Airbnb recognises the historic housing challenges facing Ireland and we want our platform to be part of the solution.
We welcome regulation and in June, we launched the ‘Airbnb Community Tourism and Housing Protection Plan‘ – a series of measures to support responsible hosting in Ireland and help make existing home sharing enforceable and effective. At the heart of this proposal was a Host register to give authorities the information they need to regulate our industry effectively.
The government’s decision to introduce such a register is a welcome step forward towards creating clear, simple and enforceable home sharing rules in Ireland. Establishing a Host register will allow authorities to better enforce the rules, support everyday Hosts and take action against property speculators that damage communities. We look forward to working closely with the government and the Oireachtas on next steps.
Today’s announcement comes shortly after Airbnb welcomed proposals from the EU for a bloc-wide approach to regulating short-term rentals, including making local rules clear and simple for everyday Hosts, and giving authorities better access to data to support effective policy-making.
The majority of Hosts on Airbnb in Ireland are everyday families who share their primary home and rent their space for just three nights a month on average, with the typical Host earning more than €5,600 a year1 – approximately two months of additional pay for the median Irish household.
More than half of Hosts in Ireland say they host to afford the rising cost of living, and over a third say the additional income helps them make ends meet as energy prices and mortgage repayments increase2. Almost a quarter of Irish Hosts work in either education, healthcare or hospitality, and over two thirds are women and more than a quarter are over 603.
Derek Nolan, Head of Public Policy for Ireland at Airbnb said, “Everyday families in Ireland rely on Airbnb for affordable accommodation and for additional income, ever more vital as the cost of living continues to rise.
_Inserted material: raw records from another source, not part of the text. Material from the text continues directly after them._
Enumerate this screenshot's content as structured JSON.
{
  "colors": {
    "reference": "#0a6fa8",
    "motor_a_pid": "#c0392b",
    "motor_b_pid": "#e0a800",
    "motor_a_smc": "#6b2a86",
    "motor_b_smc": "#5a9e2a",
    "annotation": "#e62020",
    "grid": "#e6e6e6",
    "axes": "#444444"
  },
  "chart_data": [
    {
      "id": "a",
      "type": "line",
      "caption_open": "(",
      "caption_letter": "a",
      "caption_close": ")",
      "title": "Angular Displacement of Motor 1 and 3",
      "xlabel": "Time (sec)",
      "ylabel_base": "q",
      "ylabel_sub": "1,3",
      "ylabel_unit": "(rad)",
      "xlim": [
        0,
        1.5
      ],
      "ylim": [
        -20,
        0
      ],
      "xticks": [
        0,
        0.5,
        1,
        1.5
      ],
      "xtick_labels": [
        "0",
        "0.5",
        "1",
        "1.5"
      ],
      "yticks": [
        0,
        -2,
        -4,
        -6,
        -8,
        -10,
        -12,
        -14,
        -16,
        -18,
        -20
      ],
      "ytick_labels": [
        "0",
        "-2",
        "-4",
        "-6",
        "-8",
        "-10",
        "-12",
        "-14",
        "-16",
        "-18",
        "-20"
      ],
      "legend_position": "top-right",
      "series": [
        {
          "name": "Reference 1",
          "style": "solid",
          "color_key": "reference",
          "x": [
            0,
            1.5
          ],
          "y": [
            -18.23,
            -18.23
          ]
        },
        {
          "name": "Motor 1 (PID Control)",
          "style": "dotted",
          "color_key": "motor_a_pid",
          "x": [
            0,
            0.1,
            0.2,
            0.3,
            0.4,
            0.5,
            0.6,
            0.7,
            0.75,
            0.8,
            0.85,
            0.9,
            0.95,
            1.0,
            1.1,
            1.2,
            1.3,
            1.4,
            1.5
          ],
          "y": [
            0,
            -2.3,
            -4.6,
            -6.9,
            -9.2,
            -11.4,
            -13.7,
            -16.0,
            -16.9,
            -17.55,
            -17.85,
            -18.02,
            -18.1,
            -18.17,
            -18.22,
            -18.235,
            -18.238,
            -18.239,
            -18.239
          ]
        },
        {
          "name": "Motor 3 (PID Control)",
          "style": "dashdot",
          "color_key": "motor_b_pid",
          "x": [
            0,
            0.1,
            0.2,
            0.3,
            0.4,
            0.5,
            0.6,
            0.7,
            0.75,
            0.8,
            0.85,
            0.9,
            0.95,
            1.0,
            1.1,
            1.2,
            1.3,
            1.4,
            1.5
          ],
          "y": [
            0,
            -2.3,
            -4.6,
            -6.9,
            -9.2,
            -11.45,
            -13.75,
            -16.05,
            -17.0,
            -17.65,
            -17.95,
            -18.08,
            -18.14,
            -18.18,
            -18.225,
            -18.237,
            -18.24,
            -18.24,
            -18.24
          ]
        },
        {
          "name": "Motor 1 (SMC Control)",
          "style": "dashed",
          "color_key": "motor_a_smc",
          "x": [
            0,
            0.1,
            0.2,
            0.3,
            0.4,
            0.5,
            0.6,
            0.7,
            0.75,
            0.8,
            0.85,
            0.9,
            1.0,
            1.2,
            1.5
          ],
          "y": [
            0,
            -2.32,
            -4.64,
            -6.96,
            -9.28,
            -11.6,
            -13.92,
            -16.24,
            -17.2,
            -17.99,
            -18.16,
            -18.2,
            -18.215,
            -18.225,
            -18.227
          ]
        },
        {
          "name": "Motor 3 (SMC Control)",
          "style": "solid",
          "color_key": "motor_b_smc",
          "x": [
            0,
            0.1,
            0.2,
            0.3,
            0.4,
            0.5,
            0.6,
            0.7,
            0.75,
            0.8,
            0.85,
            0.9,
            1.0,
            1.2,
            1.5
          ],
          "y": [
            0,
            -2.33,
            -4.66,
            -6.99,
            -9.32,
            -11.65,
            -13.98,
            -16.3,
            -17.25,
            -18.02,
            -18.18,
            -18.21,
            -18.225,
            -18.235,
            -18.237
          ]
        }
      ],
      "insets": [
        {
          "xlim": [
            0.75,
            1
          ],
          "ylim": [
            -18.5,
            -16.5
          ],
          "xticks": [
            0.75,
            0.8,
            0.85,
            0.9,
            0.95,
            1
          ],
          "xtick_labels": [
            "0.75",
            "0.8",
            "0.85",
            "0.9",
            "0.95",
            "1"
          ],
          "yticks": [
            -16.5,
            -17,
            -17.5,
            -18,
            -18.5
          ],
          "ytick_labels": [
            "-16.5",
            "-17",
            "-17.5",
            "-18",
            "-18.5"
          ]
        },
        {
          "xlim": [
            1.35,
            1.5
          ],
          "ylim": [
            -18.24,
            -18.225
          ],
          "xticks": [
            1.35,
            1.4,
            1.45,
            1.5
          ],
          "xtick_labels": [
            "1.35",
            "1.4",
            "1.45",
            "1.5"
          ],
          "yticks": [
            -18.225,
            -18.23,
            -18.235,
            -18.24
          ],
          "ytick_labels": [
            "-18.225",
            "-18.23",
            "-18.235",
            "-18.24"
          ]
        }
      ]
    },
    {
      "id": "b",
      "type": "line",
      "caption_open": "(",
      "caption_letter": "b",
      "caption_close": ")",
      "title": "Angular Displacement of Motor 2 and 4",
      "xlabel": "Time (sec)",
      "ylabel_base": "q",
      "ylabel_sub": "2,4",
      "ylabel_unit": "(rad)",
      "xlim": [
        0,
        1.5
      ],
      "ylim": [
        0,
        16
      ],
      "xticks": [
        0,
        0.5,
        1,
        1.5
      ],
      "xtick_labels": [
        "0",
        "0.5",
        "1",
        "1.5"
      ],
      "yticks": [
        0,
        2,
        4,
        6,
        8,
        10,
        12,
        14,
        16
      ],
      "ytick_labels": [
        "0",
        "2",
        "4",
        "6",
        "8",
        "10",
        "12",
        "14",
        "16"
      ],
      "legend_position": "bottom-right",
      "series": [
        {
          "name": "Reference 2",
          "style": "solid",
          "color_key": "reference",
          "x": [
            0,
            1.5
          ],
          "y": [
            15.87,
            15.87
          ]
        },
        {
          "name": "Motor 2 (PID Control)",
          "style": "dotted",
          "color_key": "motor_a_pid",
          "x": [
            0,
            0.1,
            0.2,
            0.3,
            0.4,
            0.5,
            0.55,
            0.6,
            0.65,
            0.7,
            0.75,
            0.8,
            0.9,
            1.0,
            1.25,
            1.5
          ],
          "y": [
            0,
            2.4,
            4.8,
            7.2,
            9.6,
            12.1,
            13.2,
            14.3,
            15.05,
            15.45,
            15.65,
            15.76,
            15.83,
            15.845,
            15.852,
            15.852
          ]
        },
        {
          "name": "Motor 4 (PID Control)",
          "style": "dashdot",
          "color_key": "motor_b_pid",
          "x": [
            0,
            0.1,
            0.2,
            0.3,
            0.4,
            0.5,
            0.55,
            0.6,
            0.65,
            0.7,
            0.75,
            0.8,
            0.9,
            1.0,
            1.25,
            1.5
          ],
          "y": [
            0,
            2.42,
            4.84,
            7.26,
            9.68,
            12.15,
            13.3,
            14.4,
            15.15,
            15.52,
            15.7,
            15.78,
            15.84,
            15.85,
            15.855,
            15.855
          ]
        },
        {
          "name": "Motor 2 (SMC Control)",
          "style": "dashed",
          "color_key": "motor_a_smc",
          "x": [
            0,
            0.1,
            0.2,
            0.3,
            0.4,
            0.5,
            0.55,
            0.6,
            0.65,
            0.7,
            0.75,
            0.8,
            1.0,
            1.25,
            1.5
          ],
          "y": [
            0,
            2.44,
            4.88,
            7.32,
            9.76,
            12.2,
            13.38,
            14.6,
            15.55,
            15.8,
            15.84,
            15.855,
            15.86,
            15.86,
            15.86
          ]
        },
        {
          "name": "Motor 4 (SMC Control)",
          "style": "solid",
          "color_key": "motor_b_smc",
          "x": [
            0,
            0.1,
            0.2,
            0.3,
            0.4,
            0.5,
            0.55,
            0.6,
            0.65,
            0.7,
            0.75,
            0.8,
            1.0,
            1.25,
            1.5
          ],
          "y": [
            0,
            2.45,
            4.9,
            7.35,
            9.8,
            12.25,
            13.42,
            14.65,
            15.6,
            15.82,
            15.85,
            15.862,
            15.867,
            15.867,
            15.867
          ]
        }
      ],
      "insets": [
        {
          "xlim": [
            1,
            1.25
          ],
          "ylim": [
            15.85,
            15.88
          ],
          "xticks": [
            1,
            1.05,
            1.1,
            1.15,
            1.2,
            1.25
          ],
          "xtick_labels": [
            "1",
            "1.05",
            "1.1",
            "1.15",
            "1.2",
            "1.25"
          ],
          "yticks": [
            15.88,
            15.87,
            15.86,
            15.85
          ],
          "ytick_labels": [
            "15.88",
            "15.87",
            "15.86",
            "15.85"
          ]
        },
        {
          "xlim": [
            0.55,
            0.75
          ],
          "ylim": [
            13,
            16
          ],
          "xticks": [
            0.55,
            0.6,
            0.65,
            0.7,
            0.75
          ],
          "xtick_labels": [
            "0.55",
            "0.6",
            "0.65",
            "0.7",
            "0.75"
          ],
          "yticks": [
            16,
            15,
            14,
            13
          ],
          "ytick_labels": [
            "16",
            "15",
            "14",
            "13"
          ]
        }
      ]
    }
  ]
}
Clear and simple rules are good news for everyone and will help more families share their homes to boost their income, while making communities in Ireland stronger.”
The growth of short-term let activity has also generated substantial direct and indirect financial benefits for Ireland’s tourism sector, as well as playing a vital role in its continued recovery from the Covid-19 pandemic. A 2020 study by Oxford Economics on the impact of travel on Airbnb in communities found that for every 1,000 Airbnb guests who visited Dublin, five local jobs in the city were supported on average. Furthermore, over a third of guests said their Airbnb listing enabled them to experience an area they probably wouldn’t have visited and almost two thirds said they took up their Host’s recommendation of a local business or place to visit.